A Royal Night Out was a sweet, fun film that takes absolutely no (narrative) risks whatsoever, transforming the royal family almost ino superhumans in their attempt to be pleasing.
Don’t get me wrong, I really enjoyed the film. It had nice pacing, was funny and well-made. Both Sarah Gadon and Bel Powley were excellent (although admittedly, Bel Powley stole the limelight a bit by managing to make Margaret an interesting mix of naive and weary), and Rupert Everett and Emily Watson were so good, it was almost disappointing that they only played supporting characters.

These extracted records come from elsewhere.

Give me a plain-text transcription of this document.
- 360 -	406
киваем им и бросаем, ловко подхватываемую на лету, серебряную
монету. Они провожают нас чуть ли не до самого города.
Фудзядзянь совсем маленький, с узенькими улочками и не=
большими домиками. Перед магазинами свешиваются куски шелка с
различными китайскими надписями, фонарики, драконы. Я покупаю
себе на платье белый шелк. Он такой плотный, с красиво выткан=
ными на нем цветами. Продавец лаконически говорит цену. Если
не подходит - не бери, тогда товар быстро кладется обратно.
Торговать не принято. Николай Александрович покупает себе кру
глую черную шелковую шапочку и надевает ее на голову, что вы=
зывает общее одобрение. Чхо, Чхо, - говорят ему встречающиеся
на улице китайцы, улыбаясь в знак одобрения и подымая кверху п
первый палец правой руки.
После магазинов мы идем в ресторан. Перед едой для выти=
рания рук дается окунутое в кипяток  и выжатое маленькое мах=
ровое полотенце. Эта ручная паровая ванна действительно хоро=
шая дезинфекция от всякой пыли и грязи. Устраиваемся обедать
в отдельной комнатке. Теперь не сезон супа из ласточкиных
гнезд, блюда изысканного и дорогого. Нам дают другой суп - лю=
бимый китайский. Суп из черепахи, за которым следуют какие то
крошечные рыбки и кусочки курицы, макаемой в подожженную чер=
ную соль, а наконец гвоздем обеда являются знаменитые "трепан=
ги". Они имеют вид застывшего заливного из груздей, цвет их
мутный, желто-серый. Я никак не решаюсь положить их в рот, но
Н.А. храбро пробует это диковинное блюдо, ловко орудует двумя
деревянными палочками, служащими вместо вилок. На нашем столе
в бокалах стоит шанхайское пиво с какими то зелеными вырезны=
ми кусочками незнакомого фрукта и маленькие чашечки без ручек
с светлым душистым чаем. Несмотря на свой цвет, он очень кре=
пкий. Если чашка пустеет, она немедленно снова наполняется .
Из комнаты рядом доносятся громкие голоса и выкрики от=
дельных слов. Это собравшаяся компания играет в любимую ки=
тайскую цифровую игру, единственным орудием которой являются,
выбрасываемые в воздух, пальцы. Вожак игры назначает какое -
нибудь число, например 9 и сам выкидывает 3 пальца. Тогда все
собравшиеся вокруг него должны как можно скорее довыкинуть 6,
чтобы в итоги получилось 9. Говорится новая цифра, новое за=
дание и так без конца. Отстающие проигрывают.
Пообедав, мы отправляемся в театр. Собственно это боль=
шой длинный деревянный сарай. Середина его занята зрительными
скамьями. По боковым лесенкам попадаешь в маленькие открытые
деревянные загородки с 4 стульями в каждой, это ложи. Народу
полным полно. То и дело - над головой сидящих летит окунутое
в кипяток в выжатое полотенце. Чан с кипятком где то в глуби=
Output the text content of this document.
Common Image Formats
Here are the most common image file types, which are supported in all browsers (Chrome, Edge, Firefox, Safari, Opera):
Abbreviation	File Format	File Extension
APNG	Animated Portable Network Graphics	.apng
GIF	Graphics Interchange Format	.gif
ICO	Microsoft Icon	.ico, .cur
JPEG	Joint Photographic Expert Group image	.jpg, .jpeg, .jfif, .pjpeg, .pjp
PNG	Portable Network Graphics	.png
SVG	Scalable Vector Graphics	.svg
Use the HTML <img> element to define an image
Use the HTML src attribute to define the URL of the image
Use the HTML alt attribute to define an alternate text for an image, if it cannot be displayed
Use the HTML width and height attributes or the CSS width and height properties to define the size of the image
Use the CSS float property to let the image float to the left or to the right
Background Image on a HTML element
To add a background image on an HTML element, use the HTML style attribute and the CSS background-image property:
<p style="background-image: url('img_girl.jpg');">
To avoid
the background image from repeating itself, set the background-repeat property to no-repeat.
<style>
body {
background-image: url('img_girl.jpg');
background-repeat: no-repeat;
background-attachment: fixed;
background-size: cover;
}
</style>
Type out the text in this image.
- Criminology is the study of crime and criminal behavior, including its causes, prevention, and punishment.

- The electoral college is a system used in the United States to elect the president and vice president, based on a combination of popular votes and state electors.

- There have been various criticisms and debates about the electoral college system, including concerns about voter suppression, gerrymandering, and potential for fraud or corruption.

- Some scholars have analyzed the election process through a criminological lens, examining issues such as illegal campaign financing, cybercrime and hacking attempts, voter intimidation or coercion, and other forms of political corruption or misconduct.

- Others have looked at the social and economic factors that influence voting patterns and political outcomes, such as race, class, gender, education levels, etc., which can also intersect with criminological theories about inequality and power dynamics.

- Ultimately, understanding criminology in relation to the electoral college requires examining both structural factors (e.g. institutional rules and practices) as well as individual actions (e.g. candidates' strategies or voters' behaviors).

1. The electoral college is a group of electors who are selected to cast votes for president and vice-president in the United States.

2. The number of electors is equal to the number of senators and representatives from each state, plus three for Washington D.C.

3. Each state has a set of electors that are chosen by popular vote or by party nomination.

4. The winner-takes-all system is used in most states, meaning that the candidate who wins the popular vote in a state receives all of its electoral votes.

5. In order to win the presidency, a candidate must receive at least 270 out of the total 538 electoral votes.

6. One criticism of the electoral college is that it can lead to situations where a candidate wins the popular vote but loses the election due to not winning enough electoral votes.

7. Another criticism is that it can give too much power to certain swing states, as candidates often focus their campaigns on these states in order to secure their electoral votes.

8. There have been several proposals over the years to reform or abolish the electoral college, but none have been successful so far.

But none of the royal family really had any flaw, anything that may be, in a certain light, unlikeable, particularly not Elizabeth who is regal, yet accessible; critical, yet loyal; intelligent and opinionated – and all for the good of her country and others around her. Plus she looks like Sarah Gadon which means that she’s almost too beautiful. She makes not one wrong decision, not one wrong step in the entire film (Margaret has to fill the role of catalyst for every unwise moment).
It would have been nice if the royals, too, would have been acknowledged has humans instead of making them seem like supreme beings. But I’m probably only saying that because I’m not British and certainly not a Royalist.
In any case, as a piece of shallow entertainment, A Royal Night Out was perfectly satisfactory. If you wanted more, you’d be searching for it for a long time as for everything else, the film lacks criticism.